Given an array containing n distinct numbers taken from 0, 1, 2, ..., n, find the one that is missing from the array.

Example 1:

Input: [3,0,1]
Output: 2

Example 2:

Input: [9,6,4,2,3,5,7,0,1]
Output: 8

Note:
Your algorithm should run in linear runtime complexity.
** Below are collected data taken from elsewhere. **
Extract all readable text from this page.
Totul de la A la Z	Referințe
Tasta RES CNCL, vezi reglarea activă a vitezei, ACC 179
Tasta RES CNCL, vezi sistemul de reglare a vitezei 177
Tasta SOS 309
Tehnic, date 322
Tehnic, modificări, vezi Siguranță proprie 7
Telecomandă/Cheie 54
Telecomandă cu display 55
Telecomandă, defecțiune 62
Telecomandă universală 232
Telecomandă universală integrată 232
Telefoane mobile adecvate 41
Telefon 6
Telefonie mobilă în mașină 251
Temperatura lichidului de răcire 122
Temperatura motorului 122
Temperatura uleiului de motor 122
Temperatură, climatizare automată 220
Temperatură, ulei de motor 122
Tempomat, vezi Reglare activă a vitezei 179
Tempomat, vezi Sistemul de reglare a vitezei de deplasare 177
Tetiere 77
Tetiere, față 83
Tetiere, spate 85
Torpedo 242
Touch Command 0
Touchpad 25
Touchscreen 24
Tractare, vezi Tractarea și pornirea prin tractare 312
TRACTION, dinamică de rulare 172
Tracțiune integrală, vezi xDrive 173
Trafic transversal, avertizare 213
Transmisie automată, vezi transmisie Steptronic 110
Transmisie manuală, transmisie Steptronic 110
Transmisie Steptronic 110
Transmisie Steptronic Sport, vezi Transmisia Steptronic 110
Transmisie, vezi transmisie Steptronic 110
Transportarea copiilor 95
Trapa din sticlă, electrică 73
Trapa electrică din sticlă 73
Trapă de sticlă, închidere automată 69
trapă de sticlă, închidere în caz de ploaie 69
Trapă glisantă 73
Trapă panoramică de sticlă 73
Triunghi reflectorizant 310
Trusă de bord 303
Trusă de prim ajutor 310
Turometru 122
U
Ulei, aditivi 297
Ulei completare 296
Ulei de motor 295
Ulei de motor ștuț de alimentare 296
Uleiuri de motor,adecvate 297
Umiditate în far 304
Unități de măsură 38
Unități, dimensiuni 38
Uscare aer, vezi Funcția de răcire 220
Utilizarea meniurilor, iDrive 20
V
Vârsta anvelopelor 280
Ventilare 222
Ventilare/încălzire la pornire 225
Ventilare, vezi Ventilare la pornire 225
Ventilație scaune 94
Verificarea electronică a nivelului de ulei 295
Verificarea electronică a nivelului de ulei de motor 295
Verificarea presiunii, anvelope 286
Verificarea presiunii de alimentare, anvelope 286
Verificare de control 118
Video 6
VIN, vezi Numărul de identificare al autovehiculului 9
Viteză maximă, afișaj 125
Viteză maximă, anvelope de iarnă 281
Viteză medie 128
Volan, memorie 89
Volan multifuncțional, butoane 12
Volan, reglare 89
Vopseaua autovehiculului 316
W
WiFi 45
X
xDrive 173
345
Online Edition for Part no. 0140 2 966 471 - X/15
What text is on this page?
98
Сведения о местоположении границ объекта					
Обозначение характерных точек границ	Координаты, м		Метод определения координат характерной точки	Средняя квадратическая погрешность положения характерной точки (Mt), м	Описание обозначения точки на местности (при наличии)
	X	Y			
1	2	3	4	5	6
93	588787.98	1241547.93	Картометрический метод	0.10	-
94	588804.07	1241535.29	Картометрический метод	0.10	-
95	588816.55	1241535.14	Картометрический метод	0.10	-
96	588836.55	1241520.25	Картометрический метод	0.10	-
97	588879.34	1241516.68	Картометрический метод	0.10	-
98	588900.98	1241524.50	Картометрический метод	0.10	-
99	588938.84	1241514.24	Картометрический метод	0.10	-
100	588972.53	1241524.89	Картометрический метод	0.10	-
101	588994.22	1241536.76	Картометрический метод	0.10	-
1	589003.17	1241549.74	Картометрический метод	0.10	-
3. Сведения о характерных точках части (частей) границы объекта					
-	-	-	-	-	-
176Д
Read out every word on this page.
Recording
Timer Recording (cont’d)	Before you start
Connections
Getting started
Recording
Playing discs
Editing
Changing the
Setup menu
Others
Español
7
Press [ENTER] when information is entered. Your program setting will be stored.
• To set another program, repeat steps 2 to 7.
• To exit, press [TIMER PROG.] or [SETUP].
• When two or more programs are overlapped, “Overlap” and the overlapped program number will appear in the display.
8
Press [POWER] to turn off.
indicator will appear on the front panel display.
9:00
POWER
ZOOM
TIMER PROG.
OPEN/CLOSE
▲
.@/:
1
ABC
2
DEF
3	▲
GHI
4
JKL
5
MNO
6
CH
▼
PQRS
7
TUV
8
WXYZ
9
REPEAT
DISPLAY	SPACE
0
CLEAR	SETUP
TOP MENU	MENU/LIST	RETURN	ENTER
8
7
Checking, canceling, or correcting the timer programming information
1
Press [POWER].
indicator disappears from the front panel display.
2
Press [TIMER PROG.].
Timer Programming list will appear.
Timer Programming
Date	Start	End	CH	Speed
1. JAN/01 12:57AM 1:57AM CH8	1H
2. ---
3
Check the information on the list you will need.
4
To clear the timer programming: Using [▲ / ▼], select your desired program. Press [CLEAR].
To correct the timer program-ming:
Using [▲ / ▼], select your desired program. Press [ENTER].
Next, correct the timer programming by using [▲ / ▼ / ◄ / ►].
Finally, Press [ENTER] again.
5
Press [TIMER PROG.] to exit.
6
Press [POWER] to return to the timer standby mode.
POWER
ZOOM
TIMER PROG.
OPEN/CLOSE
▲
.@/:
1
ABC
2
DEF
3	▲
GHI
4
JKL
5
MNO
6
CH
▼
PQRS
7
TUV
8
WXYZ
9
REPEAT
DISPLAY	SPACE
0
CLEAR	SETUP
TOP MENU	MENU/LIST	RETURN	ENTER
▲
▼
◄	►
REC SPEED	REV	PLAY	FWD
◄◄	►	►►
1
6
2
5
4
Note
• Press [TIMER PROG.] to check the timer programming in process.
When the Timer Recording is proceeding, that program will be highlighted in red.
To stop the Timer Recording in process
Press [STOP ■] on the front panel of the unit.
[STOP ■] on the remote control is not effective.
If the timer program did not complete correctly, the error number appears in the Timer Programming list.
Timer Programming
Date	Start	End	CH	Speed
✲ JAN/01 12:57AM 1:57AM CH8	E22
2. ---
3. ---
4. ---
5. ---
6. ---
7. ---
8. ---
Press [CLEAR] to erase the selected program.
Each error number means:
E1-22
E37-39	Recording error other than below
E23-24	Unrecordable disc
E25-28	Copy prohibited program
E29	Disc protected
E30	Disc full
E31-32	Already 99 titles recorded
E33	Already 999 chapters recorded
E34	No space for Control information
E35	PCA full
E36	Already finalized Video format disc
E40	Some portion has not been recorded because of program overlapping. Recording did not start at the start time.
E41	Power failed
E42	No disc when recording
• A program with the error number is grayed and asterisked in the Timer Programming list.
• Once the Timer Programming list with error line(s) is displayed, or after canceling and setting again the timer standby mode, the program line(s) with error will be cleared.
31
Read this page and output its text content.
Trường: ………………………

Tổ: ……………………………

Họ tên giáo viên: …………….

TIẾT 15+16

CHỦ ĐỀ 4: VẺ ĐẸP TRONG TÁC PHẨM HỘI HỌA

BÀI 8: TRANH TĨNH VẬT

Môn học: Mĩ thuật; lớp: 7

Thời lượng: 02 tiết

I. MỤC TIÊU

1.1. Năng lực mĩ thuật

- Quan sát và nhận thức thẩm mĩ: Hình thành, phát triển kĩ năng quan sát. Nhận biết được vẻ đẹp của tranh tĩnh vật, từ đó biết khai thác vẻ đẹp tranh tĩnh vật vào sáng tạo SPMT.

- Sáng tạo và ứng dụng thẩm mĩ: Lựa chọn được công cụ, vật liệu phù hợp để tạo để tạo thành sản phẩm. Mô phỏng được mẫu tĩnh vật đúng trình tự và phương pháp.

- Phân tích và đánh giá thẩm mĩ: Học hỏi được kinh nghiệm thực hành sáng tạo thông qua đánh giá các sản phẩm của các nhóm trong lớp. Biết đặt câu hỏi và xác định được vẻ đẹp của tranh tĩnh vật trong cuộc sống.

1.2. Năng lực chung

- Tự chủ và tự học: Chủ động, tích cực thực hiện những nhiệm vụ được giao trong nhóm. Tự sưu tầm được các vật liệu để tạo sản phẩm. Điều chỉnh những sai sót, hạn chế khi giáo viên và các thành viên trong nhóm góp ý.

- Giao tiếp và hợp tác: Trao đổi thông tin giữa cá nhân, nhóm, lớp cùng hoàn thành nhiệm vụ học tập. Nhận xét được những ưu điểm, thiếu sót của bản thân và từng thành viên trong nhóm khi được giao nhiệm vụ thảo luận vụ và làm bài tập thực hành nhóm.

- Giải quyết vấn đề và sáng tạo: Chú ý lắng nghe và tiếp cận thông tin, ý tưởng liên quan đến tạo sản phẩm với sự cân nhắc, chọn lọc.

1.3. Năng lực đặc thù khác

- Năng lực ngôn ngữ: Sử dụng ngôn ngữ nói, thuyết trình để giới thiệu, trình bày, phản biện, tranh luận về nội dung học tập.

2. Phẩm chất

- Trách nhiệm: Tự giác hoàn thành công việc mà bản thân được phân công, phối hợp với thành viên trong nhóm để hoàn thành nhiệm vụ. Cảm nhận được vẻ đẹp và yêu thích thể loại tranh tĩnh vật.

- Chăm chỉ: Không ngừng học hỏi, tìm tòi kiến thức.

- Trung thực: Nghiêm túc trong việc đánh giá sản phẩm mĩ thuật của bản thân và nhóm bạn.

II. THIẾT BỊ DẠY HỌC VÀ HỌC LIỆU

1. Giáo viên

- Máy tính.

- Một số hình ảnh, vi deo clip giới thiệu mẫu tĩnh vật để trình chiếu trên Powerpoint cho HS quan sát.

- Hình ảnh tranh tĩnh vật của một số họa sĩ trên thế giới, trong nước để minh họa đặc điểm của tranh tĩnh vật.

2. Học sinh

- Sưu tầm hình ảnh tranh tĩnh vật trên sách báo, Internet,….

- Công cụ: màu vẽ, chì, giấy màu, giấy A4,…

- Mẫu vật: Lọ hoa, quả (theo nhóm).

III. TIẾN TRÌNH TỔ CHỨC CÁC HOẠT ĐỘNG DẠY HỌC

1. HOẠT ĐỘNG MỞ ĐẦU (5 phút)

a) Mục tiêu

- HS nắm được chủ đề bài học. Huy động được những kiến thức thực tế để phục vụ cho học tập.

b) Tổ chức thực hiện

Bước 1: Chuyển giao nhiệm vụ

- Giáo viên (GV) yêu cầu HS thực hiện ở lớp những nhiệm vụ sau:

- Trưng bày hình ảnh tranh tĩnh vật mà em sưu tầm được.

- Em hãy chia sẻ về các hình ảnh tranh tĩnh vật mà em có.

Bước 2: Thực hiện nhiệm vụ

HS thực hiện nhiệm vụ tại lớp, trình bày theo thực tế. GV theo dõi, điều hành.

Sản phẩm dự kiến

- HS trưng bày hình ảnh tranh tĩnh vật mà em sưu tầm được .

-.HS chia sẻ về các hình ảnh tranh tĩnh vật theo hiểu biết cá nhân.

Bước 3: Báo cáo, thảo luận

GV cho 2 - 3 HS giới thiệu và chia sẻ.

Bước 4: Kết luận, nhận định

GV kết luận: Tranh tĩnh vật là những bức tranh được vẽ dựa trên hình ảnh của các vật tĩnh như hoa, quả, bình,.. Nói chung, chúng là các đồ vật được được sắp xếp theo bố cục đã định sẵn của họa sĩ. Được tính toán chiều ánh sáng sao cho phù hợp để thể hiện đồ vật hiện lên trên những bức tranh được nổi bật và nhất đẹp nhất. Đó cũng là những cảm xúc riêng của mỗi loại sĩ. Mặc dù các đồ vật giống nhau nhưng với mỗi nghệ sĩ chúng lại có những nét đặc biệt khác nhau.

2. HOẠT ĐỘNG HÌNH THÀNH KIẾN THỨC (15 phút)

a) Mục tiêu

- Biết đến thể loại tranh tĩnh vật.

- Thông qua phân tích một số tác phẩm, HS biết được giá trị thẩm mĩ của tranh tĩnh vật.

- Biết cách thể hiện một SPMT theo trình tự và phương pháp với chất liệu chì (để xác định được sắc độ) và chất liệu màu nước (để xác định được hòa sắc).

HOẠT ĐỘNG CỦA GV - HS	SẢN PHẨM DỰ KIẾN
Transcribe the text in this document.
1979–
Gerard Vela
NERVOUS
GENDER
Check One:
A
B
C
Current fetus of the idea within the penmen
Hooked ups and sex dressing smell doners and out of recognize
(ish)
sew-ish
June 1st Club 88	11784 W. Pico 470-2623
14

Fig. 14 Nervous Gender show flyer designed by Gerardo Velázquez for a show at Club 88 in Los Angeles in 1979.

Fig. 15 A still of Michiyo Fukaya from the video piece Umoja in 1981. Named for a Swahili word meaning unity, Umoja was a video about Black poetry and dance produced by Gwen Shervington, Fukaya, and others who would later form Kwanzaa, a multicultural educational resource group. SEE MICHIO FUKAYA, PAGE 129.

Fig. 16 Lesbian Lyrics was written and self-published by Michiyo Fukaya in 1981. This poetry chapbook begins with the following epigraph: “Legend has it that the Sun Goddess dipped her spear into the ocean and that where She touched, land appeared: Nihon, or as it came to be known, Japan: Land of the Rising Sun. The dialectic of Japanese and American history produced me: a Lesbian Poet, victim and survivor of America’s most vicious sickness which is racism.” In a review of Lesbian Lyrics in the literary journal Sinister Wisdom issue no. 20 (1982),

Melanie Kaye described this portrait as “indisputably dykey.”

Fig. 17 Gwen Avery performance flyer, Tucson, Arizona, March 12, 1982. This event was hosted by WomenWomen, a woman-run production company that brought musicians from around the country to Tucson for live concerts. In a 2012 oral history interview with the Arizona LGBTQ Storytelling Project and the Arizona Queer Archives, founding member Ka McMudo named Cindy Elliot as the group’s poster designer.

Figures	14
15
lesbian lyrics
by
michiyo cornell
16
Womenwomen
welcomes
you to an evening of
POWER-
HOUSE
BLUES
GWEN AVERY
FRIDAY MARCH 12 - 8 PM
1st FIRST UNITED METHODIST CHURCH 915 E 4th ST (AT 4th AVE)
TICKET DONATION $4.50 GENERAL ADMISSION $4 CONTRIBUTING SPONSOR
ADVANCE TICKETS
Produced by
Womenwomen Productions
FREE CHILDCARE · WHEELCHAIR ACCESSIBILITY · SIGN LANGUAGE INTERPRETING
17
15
Could you implement it using only constant extra space complexity?

//Time: O(n), Space: O(1)
//Approach 1 : 用前n+1项和公式减去nums里面的每一个值，剩下的就是missing number

public int missingNumber(int[] nums) {
        if (nums == null || nums.length == 0) {
            return -1;
        }
        
        int result = 0;
        
        for (int i = 0; i < nums.length; i++) {
            result += nums[i];
        }
        
        return nums.length * (nums.length + 1) / 2 - result;

//Approach 2: XOR
    public int missingNumber(int[] nums) {
        if (nums == null || nums.length == 0) {
            return -1;
        }
        
        int result = 0;
        for (int i = 0; i < nums.length; i++) {
            result = result ^ i ^ nums[i];
        }
        
        return result ^ nums.length;//最后不要忘记异或最后一个数
    }
//Approach 3: 如果是排序好的数组，可以用二分法time为O(logn), 否则排序time是O(nlogn)
代码略